After eight years teaching middle school math at The Friends School of Atlanta, and after being trained on a teaching approach called “growth mindset,” Kenny has changed his view—and his students have benefited.
“There’s really no such thing as a ‘math person,’’’ Kenny says. “It’s really all about your experiences. In fact, those experiences can have a real impact in how successful you are. It’s about one’s willingness to make and learn from mistakes. Honestly, the growth mindset approach has really opened my eyes. I now know that all kids can learn math at a high level.”
Many like math because of its lack of ambiguity. Sure, undergrad and grad students discover the many subtleties of higher math, but when it comes to the foundational material—arithmetic, algebra, geometry, trigonometry and calculus—primary and middle school students have rules to follow. A math problem like x + y = 10 can have many right and wrong answers; but whether they’re right or wrong isn’t up for debate. An answer is eitherright or wrong, period; x equals 9, but only when y equals 1.
The students who grasp the concept quickly like its straightforward nature; they feel good when they find the right answer. Students who don’t get the right answer, though, can grow insecure in a hurry. They then think they’re just not a math person and, whether they’re conscious of it or not, they stop applying themselves in a positive manner.

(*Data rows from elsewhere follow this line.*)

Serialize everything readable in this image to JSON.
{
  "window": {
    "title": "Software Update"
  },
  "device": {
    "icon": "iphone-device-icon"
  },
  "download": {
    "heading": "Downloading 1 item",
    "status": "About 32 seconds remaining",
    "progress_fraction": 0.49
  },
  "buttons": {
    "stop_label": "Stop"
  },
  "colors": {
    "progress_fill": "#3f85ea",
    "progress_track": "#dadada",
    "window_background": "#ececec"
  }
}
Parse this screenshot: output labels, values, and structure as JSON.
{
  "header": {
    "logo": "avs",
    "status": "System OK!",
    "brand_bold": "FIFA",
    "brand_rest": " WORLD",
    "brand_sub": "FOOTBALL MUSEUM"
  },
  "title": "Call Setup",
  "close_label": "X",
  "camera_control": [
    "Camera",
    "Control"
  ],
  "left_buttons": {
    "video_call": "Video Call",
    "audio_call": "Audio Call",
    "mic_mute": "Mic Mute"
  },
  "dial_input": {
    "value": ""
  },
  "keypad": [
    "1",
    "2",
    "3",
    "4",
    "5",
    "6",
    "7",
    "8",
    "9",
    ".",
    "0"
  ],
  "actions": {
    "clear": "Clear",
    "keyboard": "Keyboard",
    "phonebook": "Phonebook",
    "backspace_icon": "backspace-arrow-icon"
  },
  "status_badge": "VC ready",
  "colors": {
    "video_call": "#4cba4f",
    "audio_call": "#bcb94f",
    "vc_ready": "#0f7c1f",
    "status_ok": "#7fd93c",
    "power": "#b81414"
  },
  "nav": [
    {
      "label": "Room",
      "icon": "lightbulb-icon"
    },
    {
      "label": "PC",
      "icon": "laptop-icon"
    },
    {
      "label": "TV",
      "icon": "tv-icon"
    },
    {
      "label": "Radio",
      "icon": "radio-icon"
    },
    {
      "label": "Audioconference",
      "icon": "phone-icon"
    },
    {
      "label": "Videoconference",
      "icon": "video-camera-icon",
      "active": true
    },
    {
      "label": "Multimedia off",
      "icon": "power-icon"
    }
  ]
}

Kenny has seen this happen many times, and to turn things around, he takes a multipronged approach. First, he knows that a teacher’s impatience is the enemy. He never praises students who get a problem right and, then immediately after, turn around and express disappointment with those who don’t. That just reinforces the “math person versus non-math person” stereotype.
He instead praises mistakes. When students make errors, it’s not a failure; they’re instead one step closer to getting it right. Kenny also doesn’t shower excessive praise on students who grasp math quickly. He asks them to explain what they did, find other ways to solve the problem and sometimes asks them to help their classmates.
Kenny also gives the class what he calls “low floor, high ceiling” problems—like, say, x + y = 10. The low floor allows all students to gain a solid footing; the high ceiling pushes those who are ready for the next level.
For instance, most middle schoolers grasp the basic concept and insert various answers to x and y that add up to 10; that’s the low floor. But Kenny doesn’t stop at integers. Introducing the high ceiling, he talks about the concept of infinity, that it’s not just about the fact that numbers go on forever, but that there are infinite numbers between two points on a number line. The x variable could be 5, but it also could be 5.879832, which would make y 4.120168. How do you express this? Kenny draws crosshairs on the board, a y vertical axis and an x horizontal axis, with zero in the middle, and graphs the answer.
The ceiling rises from there, and all of Kenny’s students continue to climb, reach higher, and embrace the mathematical concepts that have built our modern world.